Already had my first sauna..
First France, then Pioneer Days and now.. the U.P. Do you think I ever stay at home anymore?
It’s not like I’m trying to go everywhere this fall, but it seems like that’s what I’m doing. My Mom and Dad live in the U.P. of Michigan (specifically Gwinn), and a few of the kids and I are taking a long weekend visit while my Dad is hunting in Newfoundland.. (another story). We just got here this evening, and Will and Jamie will arrive on Saturday.
So, Mom and I traveled the distance up to Gwinn–about 8 hours with meal stops. So far it’s: 1) Cold. It’s already down to 34* F–which is much colder than we’ve had in Rockford.
2) Hot. I already took my first sauna and poured about a bucket of water on the rocks…. aahhhh love it!
3) Just right. All the kiddos are in bed, and I’m about to join them.
Just thought I’d let you know that if I’m not able to reciprocate by visiting your blogs this week it’s because I’ll be posting but probably not surfing… (computer is very slow)
We came up here to catch some beautiful colors and scenery… hopefully we’ll be showing you some, as we can.

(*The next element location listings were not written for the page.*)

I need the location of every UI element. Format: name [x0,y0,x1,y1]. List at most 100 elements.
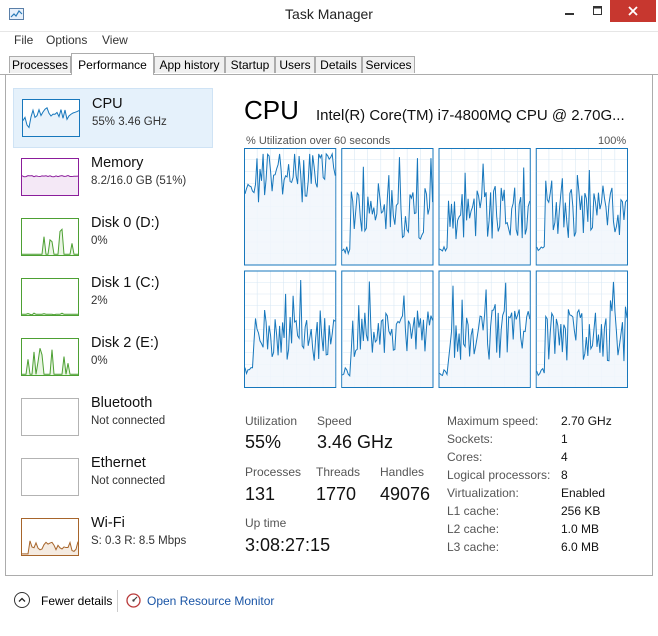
tab-strip: Processes Performance App history Startu… [0,52,658,75]
spec-label: L1 cache: [447,504,500,518]
menu-options[interactable]: Options [46,33,87,47]
utilization-label: Utilization [245,414,298,428]
menu-bar: File Options View [0,31,658,51]
tab-services[interactable]: Services [362,56,415,73]
speed-label: Speed [317,414,352,428]
sidebar-item-title: Disk 2 (E:) [91,335,159,351]
sidebar-item-title: Ethernet [91,455,146,471]
spec-label: L3 cache: [447,540,500,554]
spec-value: 8 [561,468,568,482]
cpu-model-name: Intel(R) Core(TM) i7-4800MQ CPU @ 2.70G.… [316,107,625,124]
open-resource-monitor-link[interactable]: Open Resource Monitor [147,594,274,608]
spec-value: 2.70 GHz [561,414,612,428]
spec-label: L2 cache: [447,522,500,536]
sidebar-item-disk-1[interactable]: Disk 1 (C:) 2% [13,268,213,328]
tab-startup[interactable]: Startup [225,56,275,73]
sidebar-item-subtitle: 0% [91,235,108,247]
tab-app-history[interactable]: App history [154,56,225,73]
sidebar-item-ethernet[interactable]: Ethernet Not connected [13,448,213,508]
close-button[interactable] [610,0,656,22]
thumbnail-trace [22,540,78,555]
cpu-graph-grid [244,148,628,388]
processes-value: 131 [245,484,276,504]
thumbnail-trace [22,348,78,375]
cpu-thumbnail-graph [22,99,80,137]
chevron-up-icon[interactable] [14,592,30,608]
resource-monitor-icon[interactable] [126,593,141,608]
tab-details[interactable]: Details [315,56,362,73]
footer-bar: Fewer details Open Resource Monitor [0,582,658,622]
sidebar-item-cpu[interactable]: CPU 55% 3.46 GHz [13,88,213,148]
title-bar: Task Manager [0,0,658,32]
tab-processes[interactable]: Processes [9,56,71,73]
spec-value: Enabled [561,486,606,500]
spec-value: 1 [561,432,568,446]
minimize-icon [565,13,574,15]
handles-value: 49076 [380,484,431,504]
graph-caption: % Utilization over 60 seconds [246,135,391,147]
threads-label: Threads [316,465,361,479]
thumbnail-trace [22,312,78,315]
sidebar-item-subtitle: 55% 3.46 GHz [92,116,167,128]
thumbnail-trace [23,107,79,136]
logical-processor-graph [438,148,531,266]
spec-label: Maximum speed: [447,414,539,428]
sidebar-item-title: CPU [92,96,123,112]
utilization-value: 55% [245,432,282,452]
spec-value: 6.0 MB [561,540,600,554]
threads-value: 1770 [316,484,357,504]
footer-divider [117,590,118,612]
close-icon [628,6,638,16]
logical-processor-graph [535,148,628,266]
thumbnail-trace [22,175,78,195]
sidebar-item-title: Disk 1 (C:) [91,275,160,291]
spec-value: 1.0 MB [561,522,600,536]
tab-performance[interactable]: Performance [71,53,154,75]
sidebar-item-title: Disk 0 (D:) [91,215,160,231]
logical-processor-graph [341,270,434,388]
uptime-value: 3:08:27:15 [245,535,331,555]
spec-label: Logical processors: [447,468,551,482]
thumbnail-fill [23,107,79,136]
sidebar-item-title: Bluetooth [91,395,153,411]
minimize-button[interactable] [556,0,584,22]
thumbnail-line [22,348,78,375]
sidebar-item-title: Wi-Fi [91,515,125,531]
uptime-label: Up time [245,516,287,530]
sidebar-item-disk-0[interactable]: Disk 0 (D:) 0% [13,208,213,268]
handles-label: Handles [380,465,425,479]
thumbnail-trace [22,228,78,255]
speed-value: 3.46 GHz [317,432,394,452]
thumbnail-line [22,312,78,315]
tab-users[interactable]: Users [275,56,315,73]
sidebar-item-subtitle: 0% [91,355,108,367]
logical-processor-graph [438,270,531,388]
sidebar-item-wifi[interactable]: Wi-Fi S: 0.3 R: 8.5 Mbps [13,508,213,568]
sidebar-item-subtitle: Not connected [91,475,166,487]
menu-file[interactable]: File [14,33,33,47]
fewer-details-button[interactable]: Fewer details [41,594,112,608]
thumbnail-trace [22,459,78,495]
sidebar-item-subtitle: Not connected [91,415,166,427]
sidebar-item-memory[interactable]: Memory 8.2/16.0 GB (51%) [13,148,213,208]
page-title: CPU [244,95,299,125]
logical-processor-graph [535,270,628,388]
maximize-icon [593,6,602,15]
logical-processor-graph [244,148,337,266]
disk-0-thumbnail-graph [21,218,79,256]
wifi-thumbnail-graph [21,518,79,556]
disk-2-thumbnail-graph [21,338,79,376]
sidebar-item-bluetooth[interactable]: Bluetooth Not connected [13,388,213,448]
spec-value: 256 KB [561,504,601,518]
maximize-button[interactable] [584,0,612,22]
spec-label: Sockets: [447,432,494,446]
menu-view[interactable]: View [102,33,128,47]
spec-label: Cores: [447,450,483,464]
ethernet-thumbnail-graph [21,458,79,496]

Something funny: As anyone who has traveled in the U.P. knows, you go can go for LONG distances without seeing another car, a house or anything except trees. So, as it starts to get dark, we need to find interesting ways to keep ourselves entertained and awake through the dark jungle with no street lights and nothing else on the road to look at.
So as it will be, Mom and I start telling stories. I told her, “Mom, you know how in the U.P., you have all of those funny signs on the sides of the road?”
She’s like, “no”
Me: “C’mon they’re everywhere. Let’s just keep looking for them..”
Sure enough, I couldn’t even find one of them. So, I reminded her of a funny advertisement on the side of the road that used to be in Rockford. It was a sign with a middle-aged beauty queen and it said, “hydroponics” with no explanation of anything. We all agreed it was weird and never knew what on earth it was even advertsing. Hydroponic tomatoes? Hydroponic.. what?
Mom: “So, what were they actually selling?” Me: “I think they were selling products so you could grow your own beer?” Mom: “Grow your own beard? What does that have to do with hydroponics? Do you stick your chin in a bowl of water for three months and then.. Viola– a beard?! “ Me: : “Beer! Grow your own beer!” Mom: “Brew your own beer, not grow it.” Growing a beer and brewing a beard… At this point, it was all a blur since I was laughing so hard, I could hardly see –the tears were streaming down my face.
Thankfully, the road was straight and long and the car stayed on the road, despite by trying to jerk it around with my laughter…. And I shall find those weird signs that I am looking for… I shall!